Acute hepatic porphyrias for the neurologist: current concepts and perspectives

ABSTRACT Background: Acute hepatic porphyrias represent an expanding group of complex inherited metabolic disorders due to inborn errors of metabolism involving heme biosynthesis. Objective: We aimed to review the main clinical and therapeutic aspects associated with acute hepatic porphyrias. Methods: The authors provided a wide non-systematic review of current concepts and recently acquired knowledge about acute hepatic porphyrias. Results: Acute neurovisceral attacks are the most common and life-threatening presentation of this group and are often considered the main clinical manifestation by clinicians during differential diagnosis and the start of proper diagnostic work-up for acute porphyrias. However, atypical presentations with central nervous system involvement, neuropsychiatric disturbances, and some subtypes with photosensitivity usually make the definite diagnosis difficult and late. Early therapeutic interventions are essential during emergency treatment and intercritical periods to avoid recurrent severe presentations. The availability of new disease-modifying therapeutic proposals based on small interfering RNA (siRNA)-based therapies, complementary to the classic intravenous glucose infusion and hemin-based treatments, emphasizes the importance of early diagnosis and genetic counseling of patients. Conclusions: This review article highlights the main biochemical, pathophysiological, clinical, and therapeutic aspects of acute hepatic porphyrias in clinical practice.

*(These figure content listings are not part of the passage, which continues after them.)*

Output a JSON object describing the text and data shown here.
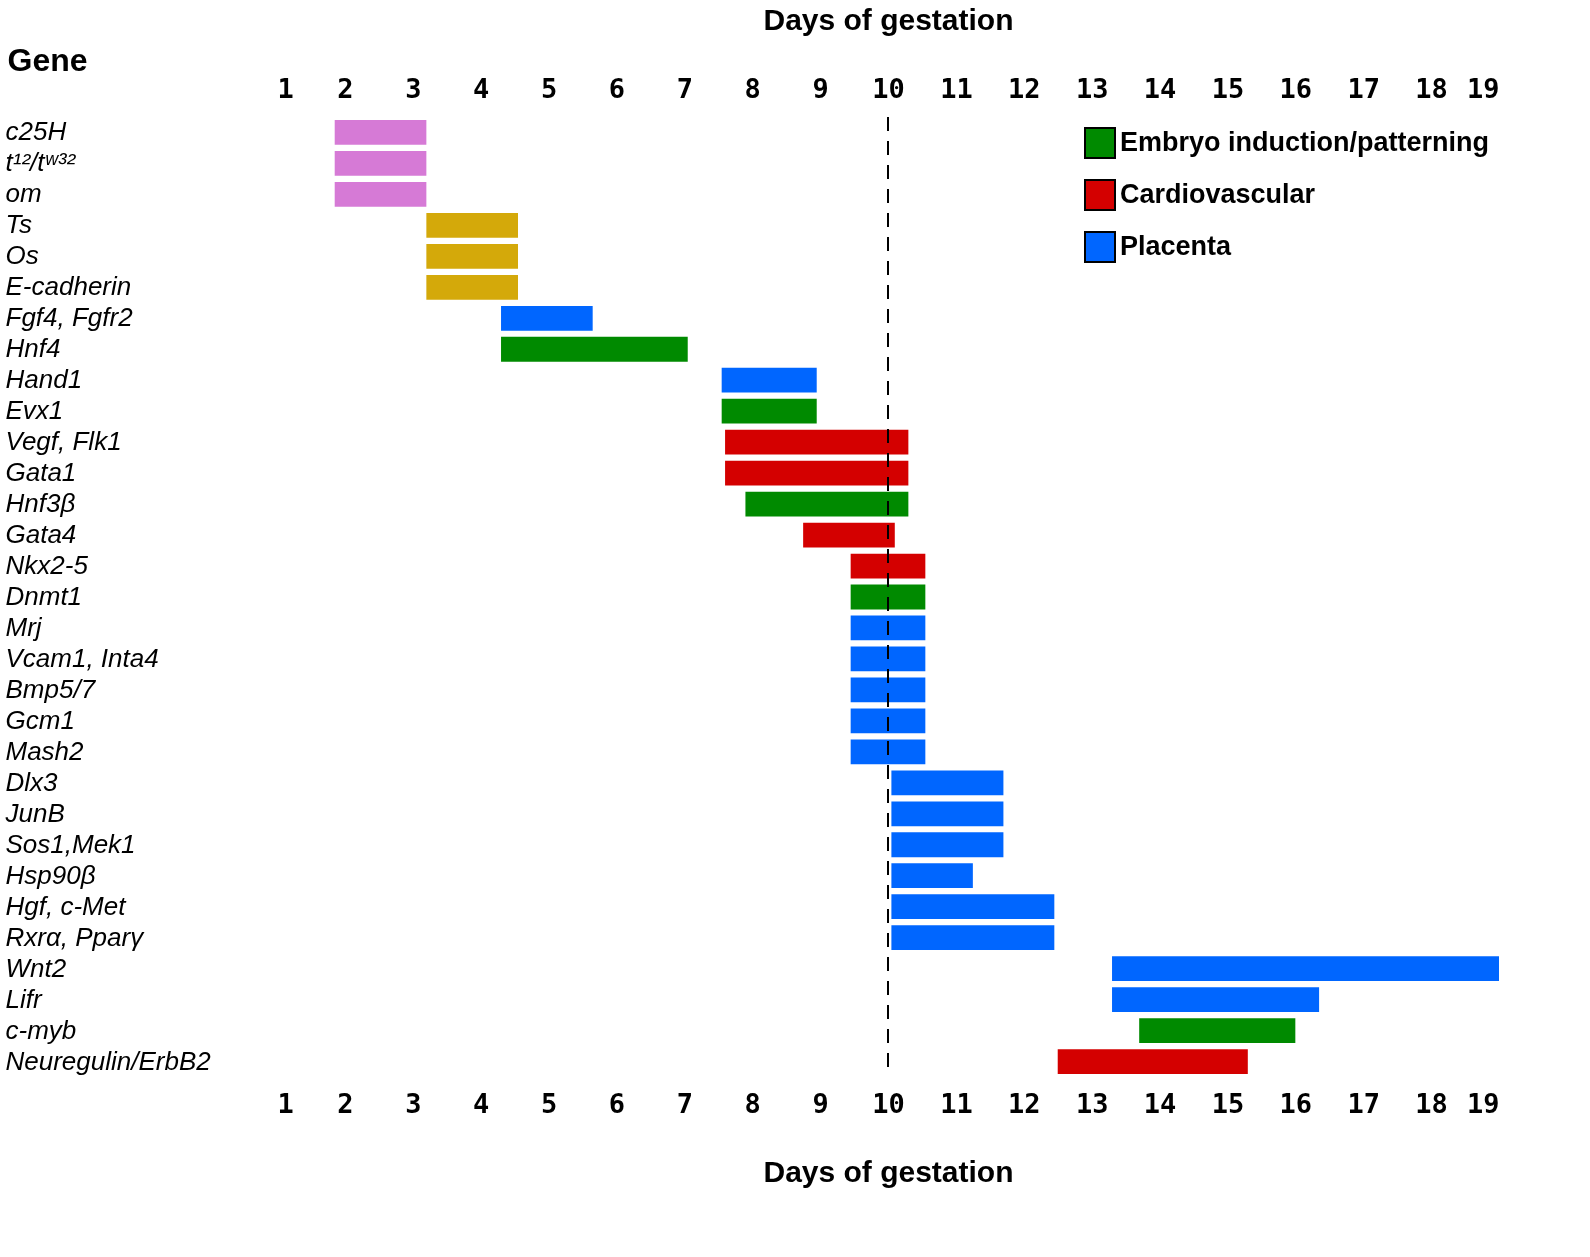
{
  "chart_data": {
    "type": "bar",
    "orientation": "horizontal",
    "xlabel": "Days of gestation",
    "x2label": "Days of gestation",
    "ylabel": "Gene",
    "categories": [
      "c25H",
      "t¹²/tʷ³²",
      "om",
      "Ts",
      "Os",
      "E-cadherin",
      "Fgf4, Fgfr2",
      "Hnf4",
      "Hand1",
      "Evx1",
      "Vegf, Flk1",
      "Gata1",
      "Hnf3β",
      "Gata4",
      "Nkx2-5",
      "Dnmt1",
      "Mrj",
      "Vcam1, Inta4",
      "Bmp5/7",
      "Gcm1",
      "Mash2",
      "Dlx3",
      "JunB",
      "Sos1,Mek1",
      "Hsp90β",
      "Hgf, c-Met",
      "Rxrα, Pparγ",
      "Wnt2",
      "Lifr",
      "c-myb",
      "Neuregulin/ErbB2"
    ],
    "xlim": [
      1,
      19
    ],
    "xticks": [
      1,
      2,
      3,
      4,
      5,
      6,
      7,
      8,
      9,
      10,
      11,
      12,
      13,
      14,
      15,
      16,
      17,
      18,
      19
    ],
    "x2lim": [
      1,
      19
    ],
    "x2ticks": [
      1,
      2,
      3,
      4,
      5,
      6,
      7,
      8,
      9,
      10,
      11,
      12,
      13,
      14,
      15,
      16,
      17,
      18,
      19
    ],
    "series": [
      {
        "color": "#d67ad6",
        "base": [
          1.85,
          1.85,
          1.85,
          null,
          null,
          null,
          null,
          null,
          null,
          null,
          null,
          null,
          null,
          null,
          null,
          null,
          null,
          null,
          null,
          null,
          null,
          null,
          null,
          null,
          null,
          null,
          null,
          null,
          null,
          null,
          null
        ],
        "values": [
          1.35,
          1.35,
          1.35,
          null,
          null,
          null,
          null,
          null,
          null,
          null,
          null,
          null,
          null,
          null,
          null,
          null,
          null,
          null,
          null,
          null,
          null,
          null,
          null,
          null,
          null,
          null,
          null,
          null,
          null,
          null,
          null
        ]
      },
      {
        "color": "#d4a90a",
        "base": [
          null,
          null,
          null,
          3.2,
          3.2,
          3.2,
          null,
          null,
          null,
          null,
          null,
          null,
          null,
          null,
          null,
          null,
          null,
          null,
          null,
          null,
          null,
          null,
          null,
          null,
          null,
          null,
          null,
          null,
          null,
          null,
          null
        ],
        "values": [
          null,
          null,
          null,
          1.35,
          1.35,
          1.35,
          null,
          null,
          null,
          null,
          null,
          null,
          null,
          null,
          null,
          null,
          null,
          null,
          null,
          null,
          null,
          null,
          null,
          null,
          null,
          null,
          null,
          null,
          null,
          null,
          null
        ]
      },
      {
        "name": "Embryo induction/patterning",
        "color": "#008a00",
        "base": [
          null,
          null,
          null,
          null,
          null,
          null,
          null,
          4.3,
          null,
          7.55,
          null,
          null,
          7.9,
          null,
          null,
          9.45,
          null,
          null,
          null,
          null,
          null,
          null,
          null,
          null,
          null,
          null,
          null,
          null,
          null,
          13.7,
          null
        ],
        "values": [
          null,
          null,
          null,
          null,
          null,
          null,
          null,
          2.75,
          null,
          1.4,
          null,
          null,
          2.4,
          null,
          null,
          1.1,
          null,
          null,
          null,
          null,
          null,
          null,
          null,
          null,
          null,
          null,
          null,
          null,
          null,
          2.3,
          null
        ]
      },
      {
        "name": "Cardiovascular",
        "color": "#d40000",
        "base": [
          null,
          null,
          null,
          null,
          null,
          null,
          null,
          null,
          null,
          null,
          7.6,
          7.6,
          null,
          8.75,
          9.45,
          null,
          null,
          null,
          null,
          null,
          null,
          null,
          null,
          null,
          null,
          null,
          null,
          null,
          null,
          null,
          12.5
        ],
        "values": [
          null,
          null,
          null,
          null,
          null,
          null,
          null,
          null,
          null,
          null,
          2.7,
          2.7,
          null,
          1.35,
          1.1,
          null,
          null,
          null,
          null,
          null,
          null,
          null,
          null,
          null,
          null,
          null,
          null,
          null,
          null,
          null,
          2.8
        ]
      },
      {
        "name": "Placenta",
        "color": "#0066ff",
        "base": [
          null,
          null,
          null,
          null,
          null,
          null,
          4.3,
          null,
          7.55,
          null,
          null,
          null,
          null,
          null,
          null,
          null,
          9.45,
          9.45,
          9.45,
          9.45,
          9.45,
          10.05,
          10.05,
          10.05,
          10.05,
          10.05,
          10.05,
          13.3,
          13.3,
          null,
          null
        ],
        "values": [
          null,
          null,
          null,
          null,
          null,
          null,
          1.35,
          null,
          1.4,
          null,
          null,
          null,
          null,
          null,
          null,
          null,
          1.1,
          1.1,
          1.1,
          1.1,
          1.1,
          1.65,
          1.65,
          1.65,
          1.2,
          2.4,
          2.4,
          5.7,
          3.05,
          null,
          null
        ]
      }
    ],
    "ref_lines": [
      {
        "axis": "x",
        "value": 10,
        "line_style": "dashed",
        "color": "#000000"
      }
    ],
    "legend": "top right",
    "grid": false
  }
}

【背景】急性肝卟啉病（acute hepatic porphyrias）是一类不断扩大的复杂遗传性代谢疾病群，其病因涉及血红素生物合成通路的先天性代谢缺陷。【目的】本研究旨在综述急性肝卟啉病相关的主要临床与治疗学要点。【方法】作者针对急性肝卟啉病的现有认知及最新研究成果，开展了大范围的非系统性综述。【结果】神经内脏发作是该类疾病最常见且危及生命的临床表现，临床医师在鉴别诊断及启动急性卟啉病的规范诊断流程时，通常将其视为核心临床表型。然而，伴随中枢神经系统受累、神经精神异常的非典型临床表现，以及部分亚型出现的光敏性，往往会导致明确诊断困难且延误诊治。在急诊治疗与缓解间期及时开展治疗干预，是避免疾病复发出现重症表现的关键。基于小干扰RNA（small interfering RNA, siRNA）的新型疾病修饰治疗方案，可作为经典静脉葡萄糖输注与血红素类治疗的补充手段，其临床应用进一步凸显了对患者开展早期诊断与遗传咨询的重要性。【结论】本综述着重阐述了临床实践中急性肝卟啉病的核心生化、病理生理、临床及治疗学要点。